In this study, the level of AST and ALT increased after 1, 3, and 7 days post-exposure of 2 and 4 Gy x-rays, which is in agreement with Ramadan et al. [18]. The increase in AST and ALT activities, which may be due to the increase in the permeability of cell membranes, facilitates the passage of cytoplasmic enzymes outside the cells regarding the damage of cellular membranes during radiation [22].

After different injections of arbutin, there were not observed any remarkable changes in the level of ALP, ALT, and AST with respect to the control group. Furthermore, we found that arbutin can store ALP, ALT, and AST activity about normal range during megavoltage therapeutic x-irradiated mice. For evaluating the biocompatibility of arbutin with blood serum, measurements were made after 1, 3, and 7 days post- irradiation.

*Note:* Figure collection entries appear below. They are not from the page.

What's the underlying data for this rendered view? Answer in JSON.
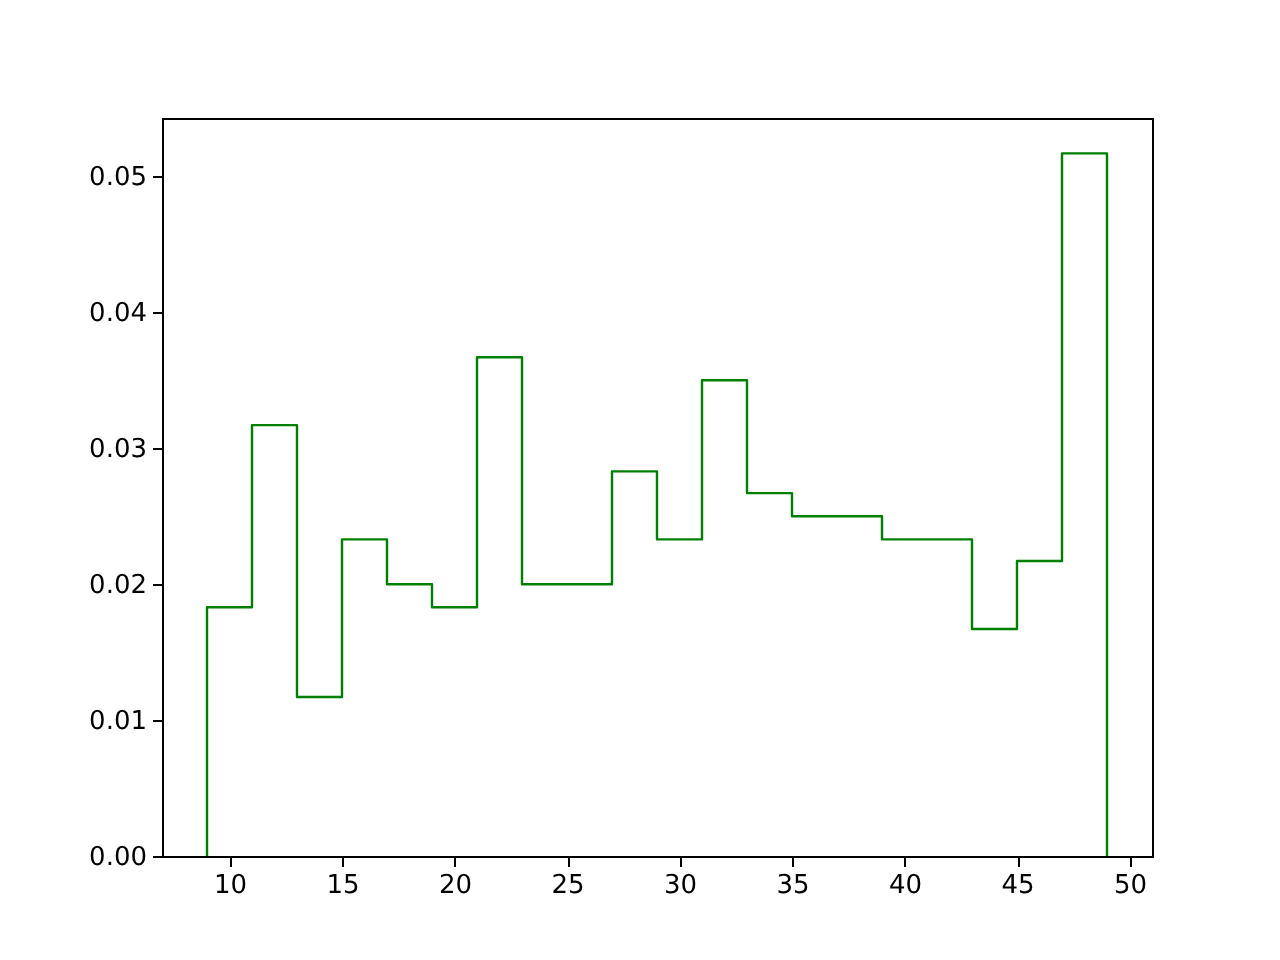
{
  "chart_data": {
    "type": "histogram",
    "bins": [
      9,
      11,
      13,
      15,
      17,
      19,
      21,
      23,
      25,
      27,
      29,
      31,
      33,
      35,
      37,
      39,
      41,
      43,
      45,
      47,
      49
    ],
    "values": [
      0.0183,
      0.0317,
      0.0117,
      0.0233,
      0.02,
      0.0183,
      0.0367,
      0.02,
      0.02,
      0.0283,
      0.0233,
      0.035,
      0.0267,
      0.025,
      0.025,
      0.0233,
      0.0233,
      0.0167,
      0.0217,
      0.0517
    ],
    "color": "#008000",
    "xlim": [
      7,
      51
    ],
    "xticks": [
      10,
      15,
      20,
      25,
      30,
      35,
      40,
      45,
      50
    ],
    "ylim": [
      0,
      0.0543
    ],
    "yticks": [
      {
        "value": 0,
        "label": "0.00"
      },
      {
        "value": 0.01,
        "label": "0.01"
      },
      {
        "value": 0.02,
        "label": "0.02"
      },
      {
        "value": 0.03,
        "label": "0.03"
      },
      {
        "value": 0.04,
        "label": "0.04"
      },
      {
        "value": 0.05,
        "label": "0.05"
      }
    ],
    "grid": false
  }
}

The results showed, whole-body x-irradiation (2 or 4 Gy) along with arbutin (all three concentrations) induced a significant decrease in ALT and ALS levels compared to the other irradiated groups through the time intervals and it could store ALP level in the normal range on the first, third, and seventh day post-irradiation. Benkovic et al. [3] evaluated the propolis and flavonoids as a radioprotectors before gamma whole-body irradiated mice by measuring ALP activity. They indicated that these radioprtectors had protected mice from lethal effects and reduced primary DNA damage in their white blood cells. Ramadan et al. [18] investigated that the silymarin effect as a radioprotective in various doses of gamma-irradiation (3 and 6 Gy) induced hepatotoxicity. They reported that silymarin can diminish ALP, ALT, and AST due to its antioxidant effect and the ability to scavenge free radicals after irradiation.

According to our previous study [8], arbutin has a considerable protective and ameliorative effect against radiation and this protective action is related to its antioxidant properties. Therefore, it can sweep free radical, inhibit lipid peroxidation, stabilize plasma membrane, and able to restore the changes of enzyme activities such as ALP, ALT and AST.

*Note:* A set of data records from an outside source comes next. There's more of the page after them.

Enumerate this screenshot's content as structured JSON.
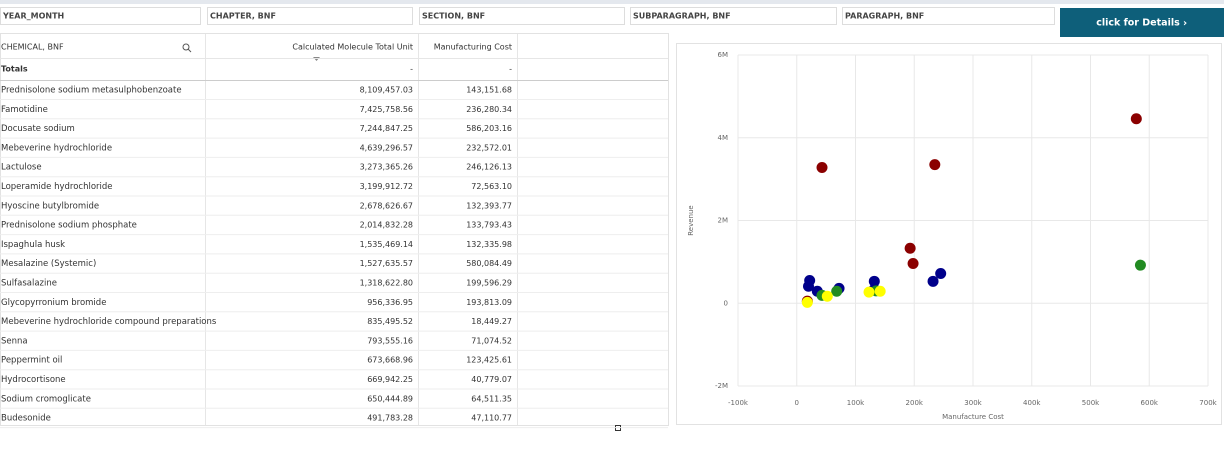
{
  "filters": [
    "YEAR_MONTH",
    "CHAPTER, BNF",
    "SECTION, BNF",
    "SUBPARAGRAPH, BNF",
    "PARAGRAPH, BNF"
  ],
  "button": "click for Details",
  "table": {
    "columns": [
      "CHEMICAL, BNF",
      "Calculated Molecule Total Unit",
      "Manufacturing Cost"
    ],
    "totals": [
      "Totals",
      "-",
      "-"
    ],
    "rows": [
      [
        "Prednisolone sodium metasulphobenzoate",
        "8,109,457.03",
        "143,151.68"
      ],
      [
        "Famotidine",
        "7,425,758.56",
        "236,280.34"
      ],
      [
        "Docusate sodium",
        "7,244,847.25",
        "586,203.16"
      ],
      [
        "Mebeverine hydrochloride",
        "4,639,296.57",
        "232,572.01"
      ],
      [
        "Lactulose",
        "3,273,365.26",
        "246,126.13"
      ],
      [
        "Loperamide hydrochloride",
        "3,199,912.72",
        "72,563.10"
      ],
      [
        "Hyoscine butylbromide",
        "2,678,626.67",
        "132,393.77"
      ],
      [
        "Prednisolone sodium phosphate",
        "2,014,832.28",
        "133,793.43"
      ],
      [
        "Ispaghula husk",
        "1,535,469.14",
        "132,335.98"
      ],
      [
        "Mesalazine (Systemic)",
        "1,527,635.57",
        "580,084.49"
      ],
      [
        "Sulfasalazine",
        "1,318,622.80",
        "199,596.29"
      ],
      [
        "Glycopyrronium bromide",
        "956,336.95",
        "193,813.09"
      ],
      [
        "Mebeverine hydrochloride compound preparations",
        "835,495.52",
        "18,449.27"
      ],
      [
        "Senna",
        "793,555.16",
        "71,074.52"
      ],
      [
        "Peppermint oil",
        "673,668.96",
        "123,425.61"
      ],
      [
        "Hydrocortisone",
        "669,942.25",
        "40,779.07"
      ],
      [
        "Sodium cromoglicate",
        "650,444.89",
        "64,511.35"
      ],
      [
        "Budesonide",
        "491,783.28",
        "47,110.77"
      ]
    ]
  },
  "chart_data": {
    "type": "scatter",
    "x_label": "Manufacture Cost",
    "y_label": "Revenue",
    "xlim": [
      -100000,
      700000
    ],
    "xticks": [
      {
        "value": -100000,
        "label": "-100k"
      },
      0,
      {
        "value": 100000,
        "label": "100k"
      },
      {
        "value": 200000,
        "label": "200k"
      },
      {
        "value": 300000,
        "label": "300k"
      },
      {
        "value": 400000,
        "label": "400k"
      },
      {
        "value": 500000,
        "label": "500k"
      },
      {
        "value": 600000,
        "label": "600k"
      },
      {
        "value": 700000,
        "label": "700k"
      }
    ],
    "ylim": [
      -2000000,
      6000000
    ],
    "yticks": [
      {
        "value": -2000000,
        "label": "-2M"
      },
      0,
      {
        "value": 2000000,
        "label": "2M"
      },
      {
        "value": 4000000,
        "label": "4M"
      },
      {
        "value": 6000000,
        "label": "6M"
      }
    ],
    "grid": true,
    "series": [
      {
        "color": "#8b0000",
        "x": [
          578000,
          43000,
          235000,
          193000,
          198000,
          18000
        ],
        "values": [
          4460000,
          3280000,
          3350000,
          1330000,
          960000,
          50000
        ]
      },
      {
        "color": "#00008b",
        "x": [
          22000,
          20000,
          35000,
          72000,
          132000,
          132000,
          232000,
          245000
        ],
        "values": [
          550000,
          410000,
          290000,
          360000,
          530000,
          340000,
          530000,
          720000
        ]
      },
      {
        "color": "#228b22",
        "x": [
          585000,
          68000,
          43000,
          135000
        ],
        "values": [
          920000,
          290000,
          190000,
          300000
        ]
      },
      {
        "color": "#ffff00",
        "x": [
          18000,
          52000,
          123000,
          142000
        ],
        "values": [
          20000,
          170000,
          270000,
          290000
        ]
      }
    ]
  }
}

Although the effects of three concentrations of arbutin were approximately similar, a minor difference was observed between them. The concentration of 50 mg/kg arbutin plus 2 Gy x radiation was the best concentration for dropping ALP, ALT and AST level. It is noticeable that in the dose of 2 Gy, the differences between 100 and 200 mg/kg of arbutin were not significant, and also 50 and 100 mg/kg for 4 Gy. Moreover, 200 mg/kg arbutin plus 4 Gy x radiation had no significant lower effect than 50 and 100 mg/kg plus 4 Gy x radiation.

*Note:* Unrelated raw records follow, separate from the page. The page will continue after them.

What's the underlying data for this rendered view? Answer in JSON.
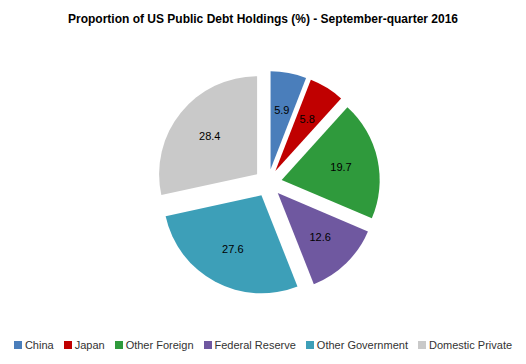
{
  "chart_data": {
    "type": "pie",
    "title": "Proportion of US Public Debt Holdings (%) - September-quarter 2016",
    "categories": [
      "China",
      "Japan",
      "Other Foreign",
      "Federal Reserve",
      "Other Government",
      "Domestic Private"
    ],
    "values": [
      5.9,
      5.8,
      19.7,
      12.6,
      27.6,
      28.4
    ],
    "colors": [
      "#4a7ebb",
      "#c00000",
      "#2f9a3c",
      "#6f58a0",
      "#3d9fb8",
      "#c9c9c9"
    ],
    "data_labels": true,
    "legend": "bottom"
  }
}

As future research, it is suggested that other arbutin concentrations as a radioprotector along with x-radiation in different days should be carried out to find the precise optimized level of ALP, ALT, and AST.

Conclusion

In the current study, the radioprotective effect of arbutin was investigated in megavoltage therapeutic x-irradiated mice. Using ALP, ALT and AST measurements as an indicator of radiation effects, our findings demonstrated that arbutin is a strong radioprotector for reducing the radiation damage. This radioprotective effect might be correlated with the antioxidant and free radical scavenger. There were not any significant differences between the various concentrations of arbutin (50, 100, and 200 mg/kg) for storing ALP, ALT and AST levels, however, the concentration of 50 mg/kg showed higher radioprotective effects.